Forts d’une résidence d’écriture offerte par le centre d’artistes 3e impérial de Granby, les poètes Dominic Marcil et Hector Ruiz ont investi une taverne de la ville pour tenter d’entrer en contact avec sa faune et ses mythes.

Poésie

Forts d’une résidence d’écriture offerte par le centre d’artistes 3e impérial de Granby, les poètes Dominic Marcil et Hector Ruiz ont investi une taverne de la ville pour tenter d’entrer en contact avec sa faune et ses mythes.

Il y a de ces écrivains qui ont gagné notre confiance et que l’on aime suivre, littéralement. C’est le cas du duo formé par Dominic Marcil et Hector Ruiz, marcheurs et démarcheurs de projets auprès de qui plusieurs ont déambulé dans Lire la rue, marcher le poème (Noroît, 2016), un exercice convaincant sur le potentiel littéraire de la marche urbaine, envisagée en parallèle avec la lecture de textes poétiques.

Pour son second projet, le tandem nous invite à le suivre dans la découverte d’une taverne, lieu qui inspire la littérature et les arts depuis des siècles — de Rabelais à Broue, en passant par l’incipit de Moby Dick. La Taverne nationale, sise au centre-ville de Granby, est tout ce qu’elle annonce: une place pour bonshommes, de tradition ouvrière, ouverte depuis le milieu du siècle dernier.

C’est sur une correspondance (unilatérale) avec Johnny, touchant pilier de l’endroit («Pendant sept ans, mon lunch ç’a été des May West»), que s’appuie la charpente de ce livre-taverne. Avec la phrase «Johnny, tu vas entendre parler de nous alors aussi bien te raconter comment ça s’est passé» s’ouvre tout le projet de recherche-création de Taverne nationale, tout en en révélant les difficultés méthodologiques. Car on ne fait pas d’anthropologie de taverne sans casser des œufs (dans le vinaigre).

En effet, les deux poètes aux stylos et carnets ont vite été repérés: «Je voulais m’asseoir dans un coin du bar, je rêvais de m’effacer, écrit Ruiz, mais mon accent me trahit, pour ainsi dire.» Ce dévoilement, qui est aussi l’aveu d’une culture du quotidien pas tout à fait partagée entre les poètes et les réguliers de la taverne, sert admirablement bien le livre. Entrant dans la taverne avec Dom et Hector, on en fait la découverte avec eux, dans toute la simultanéité des questions qui leur viennent en tête chaque soir, à travers tous les comportements et bribes de conversation inexplicables et au-delà des mythes nostalgiques à déboulonner.

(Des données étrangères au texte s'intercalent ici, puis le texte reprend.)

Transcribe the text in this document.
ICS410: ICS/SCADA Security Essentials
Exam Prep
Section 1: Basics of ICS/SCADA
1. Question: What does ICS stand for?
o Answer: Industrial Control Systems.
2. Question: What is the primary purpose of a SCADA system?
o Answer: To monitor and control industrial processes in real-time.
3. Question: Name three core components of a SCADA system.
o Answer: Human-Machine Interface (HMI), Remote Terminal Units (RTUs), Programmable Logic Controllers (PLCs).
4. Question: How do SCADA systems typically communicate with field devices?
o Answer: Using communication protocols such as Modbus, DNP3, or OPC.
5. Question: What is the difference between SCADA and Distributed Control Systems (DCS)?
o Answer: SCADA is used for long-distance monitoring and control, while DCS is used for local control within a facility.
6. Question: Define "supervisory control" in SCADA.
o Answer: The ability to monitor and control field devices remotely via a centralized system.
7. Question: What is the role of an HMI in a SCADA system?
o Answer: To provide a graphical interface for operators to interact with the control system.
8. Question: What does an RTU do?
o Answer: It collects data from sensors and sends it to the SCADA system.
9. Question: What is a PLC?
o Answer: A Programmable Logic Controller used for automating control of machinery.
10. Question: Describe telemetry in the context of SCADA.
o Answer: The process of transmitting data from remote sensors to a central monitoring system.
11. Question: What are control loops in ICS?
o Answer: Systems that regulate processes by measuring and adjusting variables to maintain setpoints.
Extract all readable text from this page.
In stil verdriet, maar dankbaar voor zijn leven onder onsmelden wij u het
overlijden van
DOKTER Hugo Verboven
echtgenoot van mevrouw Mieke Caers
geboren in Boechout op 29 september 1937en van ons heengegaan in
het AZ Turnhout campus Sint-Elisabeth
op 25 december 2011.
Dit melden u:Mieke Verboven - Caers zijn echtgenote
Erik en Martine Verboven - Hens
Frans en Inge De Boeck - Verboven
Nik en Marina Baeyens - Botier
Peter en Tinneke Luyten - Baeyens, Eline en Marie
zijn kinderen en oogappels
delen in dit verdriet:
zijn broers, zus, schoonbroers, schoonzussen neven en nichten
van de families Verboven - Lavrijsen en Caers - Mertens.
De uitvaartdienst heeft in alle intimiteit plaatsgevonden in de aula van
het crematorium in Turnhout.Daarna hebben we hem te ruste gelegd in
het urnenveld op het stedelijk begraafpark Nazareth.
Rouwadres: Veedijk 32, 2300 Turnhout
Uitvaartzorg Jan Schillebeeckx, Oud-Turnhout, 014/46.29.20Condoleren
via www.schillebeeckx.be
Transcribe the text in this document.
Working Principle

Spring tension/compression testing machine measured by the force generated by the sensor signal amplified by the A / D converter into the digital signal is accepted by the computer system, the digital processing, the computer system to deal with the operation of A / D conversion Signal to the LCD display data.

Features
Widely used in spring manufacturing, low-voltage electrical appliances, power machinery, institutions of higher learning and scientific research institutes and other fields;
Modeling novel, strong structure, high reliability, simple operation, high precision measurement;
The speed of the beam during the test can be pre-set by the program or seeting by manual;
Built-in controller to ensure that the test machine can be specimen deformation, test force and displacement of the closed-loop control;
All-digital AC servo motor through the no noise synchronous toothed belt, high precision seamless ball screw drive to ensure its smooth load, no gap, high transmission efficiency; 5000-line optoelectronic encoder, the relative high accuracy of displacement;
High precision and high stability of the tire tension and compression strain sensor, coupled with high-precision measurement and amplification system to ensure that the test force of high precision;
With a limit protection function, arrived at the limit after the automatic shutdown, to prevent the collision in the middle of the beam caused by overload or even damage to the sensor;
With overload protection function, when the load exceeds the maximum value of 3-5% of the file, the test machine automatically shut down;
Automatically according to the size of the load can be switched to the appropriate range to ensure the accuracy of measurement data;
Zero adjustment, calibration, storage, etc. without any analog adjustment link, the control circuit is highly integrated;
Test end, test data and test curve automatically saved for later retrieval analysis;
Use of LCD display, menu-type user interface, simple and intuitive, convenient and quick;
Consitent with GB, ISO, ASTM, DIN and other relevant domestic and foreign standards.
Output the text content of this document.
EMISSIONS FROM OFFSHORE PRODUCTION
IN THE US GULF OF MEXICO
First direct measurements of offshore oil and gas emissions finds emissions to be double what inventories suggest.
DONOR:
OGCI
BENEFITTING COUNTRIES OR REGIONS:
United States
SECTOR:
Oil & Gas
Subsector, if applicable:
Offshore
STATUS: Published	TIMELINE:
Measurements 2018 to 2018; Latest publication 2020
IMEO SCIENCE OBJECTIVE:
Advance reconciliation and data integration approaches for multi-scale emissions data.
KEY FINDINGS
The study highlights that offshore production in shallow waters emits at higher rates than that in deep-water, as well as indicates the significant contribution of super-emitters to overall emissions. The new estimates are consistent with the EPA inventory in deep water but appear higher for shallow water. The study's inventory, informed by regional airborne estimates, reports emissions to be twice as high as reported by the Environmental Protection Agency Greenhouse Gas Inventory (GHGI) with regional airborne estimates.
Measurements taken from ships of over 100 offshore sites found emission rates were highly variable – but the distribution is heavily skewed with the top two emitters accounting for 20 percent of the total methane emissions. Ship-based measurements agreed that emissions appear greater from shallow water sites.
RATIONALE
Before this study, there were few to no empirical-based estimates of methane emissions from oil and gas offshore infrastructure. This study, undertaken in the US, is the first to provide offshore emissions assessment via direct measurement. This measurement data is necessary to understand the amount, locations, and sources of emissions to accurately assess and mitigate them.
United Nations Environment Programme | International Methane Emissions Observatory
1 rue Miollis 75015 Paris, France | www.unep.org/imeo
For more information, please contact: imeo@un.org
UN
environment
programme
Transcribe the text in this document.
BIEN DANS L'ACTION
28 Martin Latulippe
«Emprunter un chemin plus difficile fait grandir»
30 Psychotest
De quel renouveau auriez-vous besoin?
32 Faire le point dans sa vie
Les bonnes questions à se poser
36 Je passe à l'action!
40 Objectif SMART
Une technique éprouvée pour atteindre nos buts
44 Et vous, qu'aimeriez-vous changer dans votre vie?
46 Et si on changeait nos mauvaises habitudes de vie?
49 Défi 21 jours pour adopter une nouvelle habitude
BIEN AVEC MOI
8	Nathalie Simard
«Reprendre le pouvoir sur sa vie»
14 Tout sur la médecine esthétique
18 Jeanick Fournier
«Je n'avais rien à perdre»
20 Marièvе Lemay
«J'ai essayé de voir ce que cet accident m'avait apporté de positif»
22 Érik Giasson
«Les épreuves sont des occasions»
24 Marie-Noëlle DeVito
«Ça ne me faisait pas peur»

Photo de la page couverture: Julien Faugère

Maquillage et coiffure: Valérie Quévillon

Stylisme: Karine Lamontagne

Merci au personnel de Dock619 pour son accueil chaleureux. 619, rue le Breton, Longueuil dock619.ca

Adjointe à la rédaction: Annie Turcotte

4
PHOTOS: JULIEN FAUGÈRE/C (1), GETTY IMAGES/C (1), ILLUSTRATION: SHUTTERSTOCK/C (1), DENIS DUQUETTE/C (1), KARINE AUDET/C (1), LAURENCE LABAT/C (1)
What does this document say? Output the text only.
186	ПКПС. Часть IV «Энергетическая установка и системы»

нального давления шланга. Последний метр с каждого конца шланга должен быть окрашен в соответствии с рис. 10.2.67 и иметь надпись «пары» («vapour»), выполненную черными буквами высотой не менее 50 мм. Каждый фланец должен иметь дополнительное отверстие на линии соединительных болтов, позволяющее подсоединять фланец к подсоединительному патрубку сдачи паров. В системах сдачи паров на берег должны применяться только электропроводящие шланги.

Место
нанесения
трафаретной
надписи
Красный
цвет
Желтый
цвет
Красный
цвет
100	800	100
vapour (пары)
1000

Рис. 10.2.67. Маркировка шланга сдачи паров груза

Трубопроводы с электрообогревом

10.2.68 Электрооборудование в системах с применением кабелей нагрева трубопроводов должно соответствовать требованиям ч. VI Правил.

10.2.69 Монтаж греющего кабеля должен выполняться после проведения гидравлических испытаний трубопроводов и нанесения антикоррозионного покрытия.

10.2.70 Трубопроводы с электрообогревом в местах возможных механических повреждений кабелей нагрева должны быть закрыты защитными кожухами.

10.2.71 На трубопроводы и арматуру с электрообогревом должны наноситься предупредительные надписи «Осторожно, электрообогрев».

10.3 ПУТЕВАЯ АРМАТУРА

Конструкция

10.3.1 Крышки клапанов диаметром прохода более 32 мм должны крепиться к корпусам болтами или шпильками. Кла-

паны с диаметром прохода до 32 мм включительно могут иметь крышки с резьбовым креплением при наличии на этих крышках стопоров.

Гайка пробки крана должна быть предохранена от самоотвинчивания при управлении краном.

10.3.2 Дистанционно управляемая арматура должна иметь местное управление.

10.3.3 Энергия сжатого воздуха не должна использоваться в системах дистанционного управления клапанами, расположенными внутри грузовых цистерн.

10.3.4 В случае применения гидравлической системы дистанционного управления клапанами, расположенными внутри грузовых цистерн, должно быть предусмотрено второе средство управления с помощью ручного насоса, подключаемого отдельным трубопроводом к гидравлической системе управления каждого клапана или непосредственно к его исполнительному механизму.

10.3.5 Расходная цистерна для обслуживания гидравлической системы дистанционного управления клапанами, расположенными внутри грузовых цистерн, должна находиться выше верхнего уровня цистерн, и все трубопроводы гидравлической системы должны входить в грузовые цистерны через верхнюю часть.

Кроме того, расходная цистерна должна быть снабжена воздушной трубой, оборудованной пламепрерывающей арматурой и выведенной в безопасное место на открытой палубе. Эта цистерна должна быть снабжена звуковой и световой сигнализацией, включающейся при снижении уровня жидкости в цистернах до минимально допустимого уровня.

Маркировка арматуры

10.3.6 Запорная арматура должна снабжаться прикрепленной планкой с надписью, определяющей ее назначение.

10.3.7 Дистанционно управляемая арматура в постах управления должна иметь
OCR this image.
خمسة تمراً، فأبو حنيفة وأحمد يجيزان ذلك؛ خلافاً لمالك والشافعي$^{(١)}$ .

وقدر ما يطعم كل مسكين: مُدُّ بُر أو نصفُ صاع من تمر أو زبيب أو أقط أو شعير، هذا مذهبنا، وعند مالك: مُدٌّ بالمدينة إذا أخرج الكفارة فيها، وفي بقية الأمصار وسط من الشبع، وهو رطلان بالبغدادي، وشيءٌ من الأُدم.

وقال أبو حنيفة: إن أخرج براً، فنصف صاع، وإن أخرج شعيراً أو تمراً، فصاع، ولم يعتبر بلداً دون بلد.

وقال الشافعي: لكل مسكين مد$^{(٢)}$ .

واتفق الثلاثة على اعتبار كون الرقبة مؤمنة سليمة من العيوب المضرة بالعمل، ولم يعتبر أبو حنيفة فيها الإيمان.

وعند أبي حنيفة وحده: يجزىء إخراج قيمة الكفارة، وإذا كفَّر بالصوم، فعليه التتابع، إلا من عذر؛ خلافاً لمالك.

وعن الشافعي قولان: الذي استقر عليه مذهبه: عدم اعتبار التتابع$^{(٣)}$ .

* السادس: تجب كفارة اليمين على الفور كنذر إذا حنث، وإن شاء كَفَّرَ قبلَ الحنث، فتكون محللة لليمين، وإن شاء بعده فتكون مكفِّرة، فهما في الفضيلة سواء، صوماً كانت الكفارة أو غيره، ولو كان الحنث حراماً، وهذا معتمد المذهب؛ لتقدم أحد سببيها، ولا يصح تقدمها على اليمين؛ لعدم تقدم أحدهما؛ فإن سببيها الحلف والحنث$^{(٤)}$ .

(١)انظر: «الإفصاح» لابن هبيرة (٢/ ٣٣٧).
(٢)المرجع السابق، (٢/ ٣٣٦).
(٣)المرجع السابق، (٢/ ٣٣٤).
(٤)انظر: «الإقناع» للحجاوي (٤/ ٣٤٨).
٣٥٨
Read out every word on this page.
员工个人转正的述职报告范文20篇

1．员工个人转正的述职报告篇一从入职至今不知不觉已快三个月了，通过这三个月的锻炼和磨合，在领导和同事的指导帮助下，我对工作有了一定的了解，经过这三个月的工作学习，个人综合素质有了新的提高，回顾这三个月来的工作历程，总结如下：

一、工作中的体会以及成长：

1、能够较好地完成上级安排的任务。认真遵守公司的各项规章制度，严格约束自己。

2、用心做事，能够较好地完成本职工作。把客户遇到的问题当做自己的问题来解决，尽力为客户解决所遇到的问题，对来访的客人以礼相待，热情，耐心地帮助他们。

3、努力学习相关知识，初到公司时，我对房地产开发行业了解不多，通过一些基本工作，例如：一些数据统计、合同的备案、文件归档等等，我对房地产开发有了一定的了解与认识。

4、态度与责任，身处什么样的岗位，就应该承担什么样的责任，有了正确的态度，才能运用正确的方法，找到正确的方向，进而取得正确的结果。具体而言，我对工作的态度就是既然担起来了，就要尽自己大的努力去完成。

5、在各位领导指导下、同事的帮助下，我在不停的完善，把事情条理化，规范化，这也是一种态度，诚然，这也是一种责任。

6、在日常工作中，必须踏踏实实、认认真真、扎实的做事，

Le décalage entre leur soif de s’infiltrer parmi les buveurs et la culture obscurantiste qui règne dans toute taverne est dès lors fascinant:

Quand je sors mon carnet
la nouvelle pense qu’on est de la police
mais c’est pire
on écrit
[…]
Pour brouiller les pistes
Hector choisit
American Woman dans le juke-box
mais c’est
L’aigle noir qui décolle
nous comprenons que nous sommes tombés
dans un guet-apens.

 

On est six millions, faut se parler

En 2016, le poète et essayiste Mathieu Arsenault faisait paraître son Guide des bars et pubs du Saguenay (Le Quartanier), une collection de poèmes rédigés à la suite d’une résidence d’exploration des débits de boissons de Chicoutimi accompagnés d’un bref essai exposant la méthode soi-disant incognito du poète, muni d’un cellulaire pour noter ce qu’il déniche. Si les réflexions d’Arsenault sur les tactiques de terrain à utiliser m’ont paru intéressantes, ses poèmes étaient teintés d’une distance hautaine qui m’avait importuné. Nulle trace de condescendance chez Marcil et Ruiz, au contraire, ceux-ci n’hésitant pas à remettre en question leur présence même au sein de ce milieu (toujours ces carnets qui rendent suspects): «En regardant du coin de l’œil les buveurs me regarder [sic] regarder/mes carnets/il y a une erreur de syntaxe/dans ma présence.»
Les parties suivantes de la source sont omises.